President Trump’s Education Department can easily revoke mandates compelling colleges and universities to take due process rights away from students accused of sexual assault — but undoing practices institutionalized by the Obama administration and backed by feminist factions on campus will require greater effort.
Stuart Taylor Jr., a former non-resident fellow at the Brookings Institution, said incoming Education Secretary Betsy DeVos should repeal orders threatening to pull federal funds from universities that fail to adopt adjudication processes that increase the likelihood that male students accused of sexual misconduct will be found guilty.
“What they can and should do, very easily and very fast, is revoke all of the various orders that the Obama administration issued to colleges,” said Mr. Taylor, who co-wrote “The Campus Rape Frenzy” with K.C. Johnson. “These orders have been couched as guidance, and they don’t have the standing of regulations because they did not go through the necessary notice and comment rule-making process, so that means Trump and his people can make them disappear with the stroke of a pen.”
In response to what the Obama administration described as an epidemic of campus rape, the Education Department’s Office for Civil Rights in 2011 began issuing “Dear Colleague Letters” that invoked Title IX to force colleges to establish disciplinary procedures for resolving sexual assault allegations between students.
In one such letter, the Obama administration said colleges must “ensure that steps to accord any due process rights do not restrict or unnecessarily delay the protections by Title IX to the complainant.” As a result, campus tribunals rarely include due process protections such as the presumption of innocence, access to exculpatory evidence and the right to cross-examine one’s accuser.
Mr. Johnson, an American history professor at Brooklyn College, said the Obama administration brought into the mainstream a theory espoused by radical feminists that college campuses are hotbeds of sexual violence.
Feminists have long tried to prove that 20 percent to 25 percent of women will be sexually assaulted during their college years, he said, by using an overly broad definition of rape and reclassifying as victims women who do not believe their ambiguous encounters constituted assault.
“For a lot of faculty, it’s obvious that these guys are guilty,” Mr. Johnson said. “This is vindication of their scholarship that sees America as racist, sexist, classist and all the rest.”
He pointed to two rape hoaxes that nearly bookended Mr. Obama’s presidency — the 2006 case in which three Duke University lacrosse players were falsely accused of rape and the 2015 Rolling Stone article that recounted the false story of a female student who claimed she was raped by members of a University of Virginia fraternity. Mr. Johnson said students have become more zealous about rolling back due process protections for the accused.

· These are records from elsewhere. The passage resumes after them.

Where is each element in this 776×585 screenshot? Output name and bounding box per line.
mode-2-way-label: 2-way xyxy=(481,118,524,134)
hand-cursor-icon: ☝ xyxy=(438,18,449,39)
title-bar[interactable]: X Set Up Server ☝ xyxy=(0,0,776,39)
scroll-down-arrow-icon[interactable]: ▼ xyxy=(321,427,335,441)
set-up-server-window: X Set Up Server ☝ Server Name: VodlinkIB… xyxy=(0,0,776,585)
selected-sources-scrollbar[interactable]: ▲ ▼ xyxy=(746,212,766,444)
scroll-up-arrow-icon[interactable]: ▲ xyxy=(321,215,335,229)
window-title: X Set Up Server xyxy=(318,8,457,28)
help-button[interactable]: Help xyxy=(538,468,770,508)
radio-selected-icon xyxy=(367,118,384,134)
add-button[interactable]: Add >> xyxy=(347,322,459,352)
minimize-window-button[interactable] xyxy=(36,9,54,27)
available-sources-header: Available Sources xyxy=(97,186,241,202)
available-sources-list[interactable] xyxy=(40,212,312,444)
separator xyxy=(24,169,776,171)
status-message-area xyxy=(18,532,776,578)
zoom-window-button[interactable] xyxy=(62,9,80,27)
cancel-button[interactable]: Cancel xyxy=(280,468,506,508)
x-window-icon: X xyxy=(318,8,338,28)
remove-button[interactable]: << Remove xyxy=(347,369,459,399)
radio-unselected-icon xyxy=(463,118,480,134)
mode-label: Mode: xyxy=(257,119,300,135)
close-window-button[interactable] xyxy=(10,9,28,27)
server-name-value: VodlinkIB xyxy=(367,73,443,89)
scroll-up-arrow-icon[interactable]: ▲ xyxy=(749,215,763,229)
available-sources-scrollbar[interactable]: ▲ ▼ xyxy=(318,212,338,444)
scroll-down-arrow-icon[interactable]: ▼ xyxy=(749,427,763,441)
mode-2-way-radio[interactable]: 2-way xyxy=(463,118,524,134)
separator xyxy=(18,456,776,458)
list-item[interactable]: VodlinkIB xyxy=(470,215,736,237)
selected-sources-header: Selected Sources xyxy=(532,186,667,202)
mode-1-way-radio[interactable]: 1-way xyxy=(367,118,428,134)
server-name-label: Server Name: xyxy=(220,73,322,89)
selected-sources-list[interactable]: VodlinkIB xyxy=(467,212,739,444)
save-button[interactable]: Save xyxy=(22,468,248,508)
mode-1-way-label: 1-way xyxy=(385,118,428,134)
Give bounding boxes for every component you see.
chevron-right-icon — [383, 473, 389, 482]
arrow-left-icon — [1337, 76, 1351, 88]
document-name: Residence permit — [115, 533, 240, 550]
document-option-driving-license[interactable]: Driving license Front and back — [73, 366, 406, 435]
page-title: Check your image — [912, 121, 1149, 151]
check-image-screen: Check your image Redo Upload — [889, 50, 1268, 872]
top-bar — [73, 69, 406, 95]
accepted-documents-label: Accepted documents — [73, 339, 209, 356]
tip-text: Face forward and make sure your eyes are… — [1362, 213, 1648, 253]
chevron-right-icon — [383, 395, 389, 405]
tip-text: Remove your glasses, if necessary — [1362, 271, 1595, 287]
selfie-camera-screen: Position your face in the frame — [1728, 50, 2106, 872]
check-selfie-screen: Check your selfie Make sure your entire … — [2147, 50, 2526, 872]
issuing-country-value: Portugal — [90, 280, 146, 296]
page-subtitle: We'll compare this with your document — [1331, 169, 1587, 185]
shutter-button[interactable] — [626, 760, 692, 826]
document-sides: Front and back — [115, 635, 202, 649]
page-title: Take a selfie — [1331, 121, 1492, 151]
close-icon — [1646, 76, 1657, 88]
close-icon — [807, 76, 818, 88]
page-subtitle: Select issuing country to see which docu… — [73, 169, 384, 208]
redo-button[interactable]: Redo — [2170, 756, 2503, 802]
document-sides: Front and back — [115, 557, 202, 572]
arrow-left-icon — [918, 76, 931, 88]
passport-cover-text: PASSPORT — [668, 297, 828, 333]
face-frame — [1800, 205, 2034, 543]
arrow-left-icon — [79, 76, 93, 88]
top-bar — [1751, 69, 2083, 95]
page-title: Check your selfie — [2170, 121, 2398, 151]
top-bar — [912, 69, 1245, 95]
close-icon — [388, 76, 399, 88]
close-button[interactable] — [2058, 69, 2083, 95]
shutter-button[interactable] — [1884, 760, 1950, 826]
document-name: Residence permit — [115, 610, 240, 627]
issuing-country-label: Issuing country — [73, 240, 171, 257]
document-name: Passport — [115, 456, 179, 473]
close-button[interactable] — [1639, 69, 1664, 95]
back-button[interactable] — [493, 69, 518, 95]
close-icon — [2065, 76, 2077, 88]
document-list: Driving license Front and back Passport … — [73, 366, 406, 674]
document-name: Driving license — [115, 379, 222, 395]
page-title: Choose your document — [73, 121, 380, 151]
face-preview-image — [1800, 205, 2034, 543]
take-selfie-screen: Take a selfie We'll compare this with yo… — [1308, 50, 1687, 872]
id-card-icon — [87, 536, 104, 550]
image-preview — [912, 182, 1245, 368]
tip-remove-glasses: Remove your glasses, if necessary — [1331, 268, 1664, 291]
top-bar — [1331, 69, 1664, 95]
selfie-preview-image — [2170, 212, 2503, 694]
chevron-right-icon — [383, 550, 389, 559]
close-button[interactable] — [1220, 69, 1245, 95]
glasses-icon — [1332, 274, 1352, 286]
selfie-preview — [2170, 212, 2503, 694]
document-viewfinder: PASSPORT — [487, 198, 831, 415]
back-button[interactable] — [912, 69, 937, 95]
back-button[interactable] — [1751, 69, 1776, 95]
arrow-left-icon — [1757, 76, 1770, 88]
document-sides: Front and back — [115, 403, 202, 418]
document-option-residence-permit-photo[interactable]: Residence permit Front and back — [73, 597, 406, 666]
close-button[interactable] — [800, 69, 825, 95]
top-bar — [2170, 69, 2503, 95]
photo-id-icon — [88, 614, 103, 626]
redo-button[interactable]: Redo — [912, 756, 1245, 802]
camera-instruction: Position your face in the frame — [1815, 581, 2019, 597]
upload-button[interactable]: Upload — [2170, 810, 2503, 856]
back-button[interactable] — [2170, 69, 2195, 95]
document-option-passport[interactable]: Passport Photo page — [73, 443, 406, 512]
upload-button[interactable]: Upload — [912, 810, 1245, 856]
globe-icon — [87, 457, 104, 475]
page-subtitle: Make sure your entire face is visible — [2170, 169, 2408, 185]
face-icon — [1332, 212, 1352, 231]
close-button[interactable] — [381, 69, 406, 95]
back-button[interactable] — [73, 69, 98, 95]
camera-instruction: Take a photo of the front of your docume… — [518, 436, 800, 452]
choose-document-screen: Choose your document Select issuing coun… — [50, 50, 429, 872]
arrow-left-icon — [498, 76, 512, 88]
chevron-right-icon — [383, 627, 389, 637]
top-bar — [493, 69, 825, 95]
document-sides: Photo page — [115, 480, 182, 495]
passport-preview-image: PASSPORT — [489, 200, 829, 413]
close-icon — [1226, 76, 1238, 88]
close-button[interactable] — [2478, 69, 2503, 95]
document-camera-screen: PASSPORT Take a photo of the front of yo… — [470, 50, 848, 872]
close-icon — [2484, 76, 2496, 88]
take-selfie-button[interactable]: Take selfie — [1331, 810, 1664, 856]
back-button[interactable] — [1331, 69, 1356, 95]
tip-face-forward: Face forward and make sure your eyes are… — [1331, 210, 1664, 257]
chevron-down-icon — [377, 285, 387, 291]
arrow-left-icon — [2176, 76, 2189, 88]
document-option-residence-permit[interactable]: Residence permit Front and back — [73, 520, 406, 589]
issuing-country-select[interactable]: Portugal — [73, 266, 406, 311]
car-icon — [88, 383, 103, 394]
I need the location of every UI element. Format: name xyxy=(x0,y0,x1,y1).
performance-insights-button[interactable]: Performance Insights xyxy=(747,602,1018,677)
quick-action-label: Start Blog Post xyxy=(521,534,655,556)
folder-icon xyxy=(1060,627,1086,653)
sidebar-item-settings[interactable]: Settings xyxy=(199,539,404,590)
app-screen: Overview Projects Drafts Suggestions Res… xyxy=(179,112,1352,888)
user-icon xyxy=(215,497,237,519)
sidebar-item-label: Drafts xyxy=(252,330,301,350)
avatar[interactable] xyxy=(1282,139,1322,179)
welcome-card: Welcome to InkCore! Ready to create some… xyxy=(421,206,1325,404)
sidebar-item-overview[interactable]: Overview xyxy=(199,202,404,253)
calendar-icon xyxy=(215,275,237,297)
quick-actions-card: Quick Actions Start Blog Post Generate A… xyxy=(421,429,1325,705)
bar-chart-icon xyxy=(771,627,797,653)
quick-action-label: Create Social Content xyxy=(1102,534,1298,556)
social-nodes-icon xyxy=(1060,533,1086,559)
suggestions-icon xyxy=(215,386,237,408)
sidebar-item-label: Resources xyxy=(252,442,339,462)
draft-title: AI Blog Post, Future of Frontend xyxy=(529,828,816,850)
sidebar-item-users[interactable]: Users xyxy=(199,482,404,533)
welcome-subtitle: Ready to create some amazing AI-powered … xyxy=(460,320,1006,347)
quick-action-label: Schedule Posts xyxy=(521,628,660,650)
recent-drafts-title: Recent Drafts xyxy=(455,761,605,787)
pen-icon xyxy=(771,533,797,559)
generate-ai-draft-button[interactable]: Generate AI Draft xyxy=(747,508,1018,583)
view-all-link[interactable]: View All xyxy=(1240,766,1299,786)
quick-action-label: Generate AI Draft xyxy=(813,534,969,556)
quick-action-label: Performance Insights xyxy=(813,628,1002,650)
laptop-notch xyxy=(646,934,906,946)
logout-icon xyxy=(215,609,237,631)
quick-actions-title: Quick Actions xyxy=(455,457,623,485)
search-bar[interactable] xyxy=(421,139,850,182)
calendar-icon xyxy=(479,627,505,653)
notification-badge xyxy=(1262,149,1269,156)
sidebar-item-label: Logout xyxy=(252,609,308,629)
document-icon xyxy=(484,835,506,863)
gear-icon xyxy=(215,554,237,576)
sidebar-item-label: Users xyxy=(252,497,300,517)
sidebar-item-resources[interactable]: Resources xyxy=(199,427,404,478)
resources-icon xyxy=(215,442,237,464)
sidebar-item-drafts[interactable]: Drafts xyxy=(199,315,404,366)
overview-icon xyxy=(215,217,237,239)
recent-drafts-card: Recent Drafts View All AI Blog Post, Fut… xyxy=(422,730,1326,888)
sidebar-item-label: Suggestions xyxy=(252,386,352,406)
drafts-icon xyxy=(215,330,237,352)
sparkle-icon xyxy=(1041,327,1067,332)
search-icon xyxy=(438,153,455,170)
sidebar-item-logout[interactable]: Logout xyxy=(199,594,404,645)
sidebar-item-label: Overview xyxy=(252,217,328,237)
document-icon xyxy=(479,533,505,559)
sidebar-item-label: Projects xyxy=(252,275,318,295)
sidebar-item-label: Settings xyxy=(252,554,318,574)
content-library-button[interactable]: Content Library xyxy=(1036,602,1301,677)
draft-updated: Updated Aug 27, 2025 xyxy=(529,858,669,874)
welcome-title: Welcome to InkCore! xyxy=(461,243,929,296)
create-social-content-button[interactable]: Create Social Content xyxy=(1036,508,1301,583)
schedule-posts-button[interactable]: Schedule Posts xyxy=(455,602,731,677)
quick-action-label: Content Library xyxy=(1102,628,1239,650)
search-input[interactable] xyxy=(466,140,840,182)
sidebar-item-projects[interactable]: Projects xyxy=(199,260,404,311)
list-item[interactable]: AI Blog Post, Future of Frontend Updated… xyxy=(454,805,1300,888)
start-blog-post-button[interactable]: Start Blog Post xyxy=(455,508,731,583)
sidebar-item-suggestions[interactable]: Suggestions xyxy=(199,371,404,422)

“The students at Duke were really in some ways the heroes of the case,” he said. “They held back; they didn’t rush to judgment. The difference now is that the administrations and the faculties are still the same, but the shift has been in the student bodies, where, in the last four or five years, what we’ve seen from students nationally in polls and anecdotally at the campus level is they’re just as enthusiastic in terms of beating back rights as the faculty and the administrators were.”
Case in point: In response to the Rolling Stone article, the student government at the University of Virginia lobbied for a state law to make all rape trials secret.
“They’re responding to a fake rape claim, and there was no willingness to recognize that their assumptions were wrong,” Mr. Johnson said. “So that’s a big, big shift.”
Another difficulty facing any potential reform is the proliferation of Title IX coordinators and other staff who were hired by universities to comply with the Obama administration orders.
“One of the things that Obama did was, some of the regulatory guidance that Obama pushed for required colleges to hire Title IX officers and to assign them to these sexual assault allegations,” Mr. Johnson said. “There’s just been this proliferation of hiring around the country.”
He said the administrators will continue to enforce the Obama administration’s interpretation of Title IX unless more proactive measures are taken.
Some courts have intervened to protect accused students who did not receive fair hearings. But Mr. Johnson said this is a weak first line of defense, because the most substantial precedent for challenging university disciplinary procedures has to do with academic misconduct, in which courts have generally taken a hands-off approach.
“Depending on the circuit, the legal precedent on these cases often is set in campus discipline matters that involve plagiarism or academic misconduct,” he said. “And for very good reason, courts are reluctant to second-guess a professor’s judgment that this student cheated on an exam or something like that.”
E. Everett Bartlett, president of Stop Abusive and Violent Environments, recommended Congress take up legislation drafted by his organization to ensure the due process rights of accused students are not infringed.
The Campus Equality, Fairness, and Transparency Act would, among other things, require universities to implement disciplinary procedures containing due process protections for the accused, define which acts constitute sexual assault or harassment, and take measures to curb alcohol and drug use on campus. It would also encourage schools to refer accusations of sexual assault to criminal justice authorities.
Ultimately, Mr. Taylor said undoing the damage done by the Obama administration will take a group effort.
“There’s a huge task to be done that the Trump administration can’t really do by itself,” he said. “And that task demands the efforts of Congress, state legislatures, governors, parents, trustees, those academics on campus who respect due process — unfortunately, not many do anymore. It’s a huge task that will take many years.”